Oferecer autonomia e confiança aos colaboradores
Os mais de 250 funcionários do DOT digital group estão em home office desde meados de março. As políticas da empresa sempre privilegiaram a autonomia com responsabilidade e o respeito a uma relação de confiança. Horário flexível sempre foi uma realidade. Com isso, os colaboradores têm conseguido conciliar o trabalho com as atividades domésticas e o cuidado com os filhos. Têm liberdade, por exemplo, para adotar mais ou maiores pausas durante a jornada e em horários diferentes de antes do home office.

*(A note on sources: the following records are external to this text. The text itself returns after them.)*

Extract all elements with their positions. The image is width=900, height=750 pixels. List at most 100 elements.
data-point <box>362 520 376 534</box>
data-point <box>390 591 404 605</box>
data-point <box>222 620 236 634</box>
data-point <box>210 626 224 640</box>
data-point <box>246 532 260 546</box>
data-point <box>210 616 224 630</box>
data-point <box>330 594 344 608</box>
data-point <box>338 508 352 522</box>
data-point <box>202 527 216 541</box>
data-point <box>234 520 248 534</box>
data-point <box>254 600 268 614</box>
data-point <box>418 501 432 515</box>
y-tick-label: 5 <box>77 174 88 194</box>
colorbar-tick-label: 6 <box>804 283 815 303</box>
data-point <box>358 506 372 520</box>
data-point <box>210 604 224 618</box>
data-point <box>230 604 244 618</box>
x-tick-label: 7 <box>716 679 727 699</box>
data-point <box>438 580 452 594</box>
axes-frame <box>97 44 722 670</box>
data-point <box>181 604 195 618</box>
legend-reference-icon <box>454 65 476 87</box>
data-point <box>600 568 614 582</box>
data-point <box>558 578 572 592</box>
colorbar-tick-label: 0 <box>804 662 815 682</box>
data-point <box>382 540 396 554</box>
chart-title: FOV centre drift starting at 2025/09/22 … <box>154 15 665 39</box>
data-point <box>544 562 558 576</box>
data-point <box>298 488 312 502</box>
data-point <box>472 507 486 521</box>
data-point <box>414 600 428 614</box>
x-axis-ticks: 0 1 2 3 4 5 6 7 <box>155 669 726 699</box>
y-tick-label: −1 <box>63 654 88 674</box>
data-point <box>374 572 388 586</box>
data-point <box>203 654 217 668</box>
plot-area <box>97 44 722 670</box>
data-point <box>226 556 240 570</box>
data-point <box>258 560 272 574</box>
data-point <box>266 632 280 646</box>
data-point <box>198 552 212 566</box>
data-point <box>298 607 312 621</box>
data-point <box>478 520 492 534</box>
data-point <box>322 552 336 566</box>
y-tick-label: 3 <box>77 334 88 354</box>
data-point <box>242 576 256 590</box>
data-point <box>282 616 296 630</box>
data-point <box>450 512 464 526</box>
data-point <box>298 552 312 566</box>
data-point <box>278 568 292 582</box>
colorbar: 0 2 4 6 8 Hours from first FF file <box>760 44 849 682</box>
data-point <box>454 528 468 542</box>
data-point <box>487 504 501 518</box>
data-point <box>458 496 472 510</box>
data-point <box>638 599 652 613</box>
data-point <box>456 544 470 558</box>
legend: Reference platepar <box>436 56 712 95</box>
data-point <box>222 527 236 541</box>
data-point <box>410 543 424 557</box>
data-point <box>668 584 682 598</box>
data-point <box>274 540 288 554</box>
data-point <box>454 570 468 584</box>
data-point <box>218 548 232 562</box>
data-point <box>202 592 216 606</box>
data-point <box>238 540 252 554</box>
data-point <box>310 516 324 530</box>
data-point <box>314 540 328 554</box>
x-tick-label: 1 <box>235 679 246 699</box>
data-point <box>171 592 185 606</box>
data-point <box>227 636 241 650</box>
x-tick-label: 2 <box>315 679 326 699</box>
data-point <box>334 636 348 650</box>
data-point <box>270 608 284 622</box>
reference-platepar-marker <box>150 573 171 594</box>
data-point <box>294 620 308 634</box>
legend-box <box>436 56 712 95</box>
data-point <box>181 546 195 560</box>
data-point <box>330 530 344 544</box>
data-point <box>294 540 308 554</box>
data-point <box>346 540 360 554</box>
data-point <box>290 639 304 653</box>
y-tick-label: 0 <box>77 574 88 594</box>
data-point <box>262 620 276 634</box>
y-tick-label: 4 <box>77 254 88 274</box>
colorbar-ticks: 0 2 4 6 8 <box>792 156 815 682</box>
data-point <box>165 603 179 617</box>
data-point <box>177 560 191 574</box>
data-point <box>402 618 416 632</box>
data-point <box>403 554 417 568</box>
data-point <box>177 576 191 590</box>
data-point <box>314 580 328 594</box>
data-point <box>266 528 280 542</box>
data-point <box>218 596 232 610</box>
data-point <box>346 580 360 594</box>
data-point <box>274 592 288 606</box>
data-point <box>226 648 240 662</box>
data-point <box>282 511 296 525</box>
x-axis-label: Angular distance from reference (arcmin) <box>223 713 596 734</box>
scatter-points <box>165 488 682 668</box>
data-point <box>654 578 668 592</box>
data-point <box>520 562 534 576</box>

Políticas como essa contribuíram para a empresa ser certificada com o selo GPTW 2020, com muitas notas ficando acima do bench – que é a média das alcançadas pelas 150 melhores empresas para se trabalhar no Brasil no ano passado. O ranking de 2020 ainda não foi divulgado. “Tivemos notas maiores do que o bench em muitos aspectos, como os ligados à diversidade, ao respeito, e a ser um ambiente seguro para se trabalhar. O home office tem sido a prova dos 9 para muitas empresas, em relação ao que têm como política e o que ocorre na prática. É uma satisfação ter nossa coerência reconhecida”, diz a gerente de Pessoas & Cultura do DOT digital group, Ana Paula Baseggio Lehmkuhl.

Ouvir e engajar a todos
Criar um ambiente de escuta e com uma comunicação frequente e transparente foi uma das chaves para que a Softplan, uma das maiores desenvolvedoras de software do Brasil, conquistasse o selo GPTW 2020. Para garantir a saúde e segurança de seus quase 2 mil colaboradores durante a pandemia, a empresa alocou o time em home office em poucos dias. Em meados de junho, oficializou que irá trabalhar de forma remota até dezembro e realizou uma pesquisa interna para entender como a equipe estava se sentindo trabalhando nesse modelo e se gostariam de retornar ao escritório (excluindo os colaboradores de grupos de risco). O resultado foi que a maioria disse se sentir mais confortável e segura com o home office e apenas 2% demonstrou interesse em retornar para as sedes de Florianópolis ou São Paulo. A Softplan também adaptou o seu programa de saúde e bem-estar para o formato online, incluindo as aulas de yoga e meditação, que agora até podem ser aproveitadas pelos familiares dos colaboradores. Além disso, a empresa realiza o chamado “Conecta Softplan”, um momento para que os sócios-fundadores e diretores mantenham a comunicação direta com todos os colaboradores, explicando como a empresa vem enfrentando a crise e as principais decisões que estão sendo tomadas. Os gestores continuaram com suas rotinas de feedback e rituais de equipe, mantendo o engajamento das pessoas mesmo à distância. “Acreditamos que criar um ambiente de escuta e uma cultura focada na saúde e bem-estar contribui para um ambiente de trabalho mais feliz e isso naturalmente se refletiu no engajamento das pessoas na pesquisa. Tivemos 85% de adesão, uma taxa maior do que a média das empresas certificadas, que fica entre 70 e 80%”, destaca Vanessa Ávila, Gerente de Desenvolvimento Humano e Organizacional da Softplan.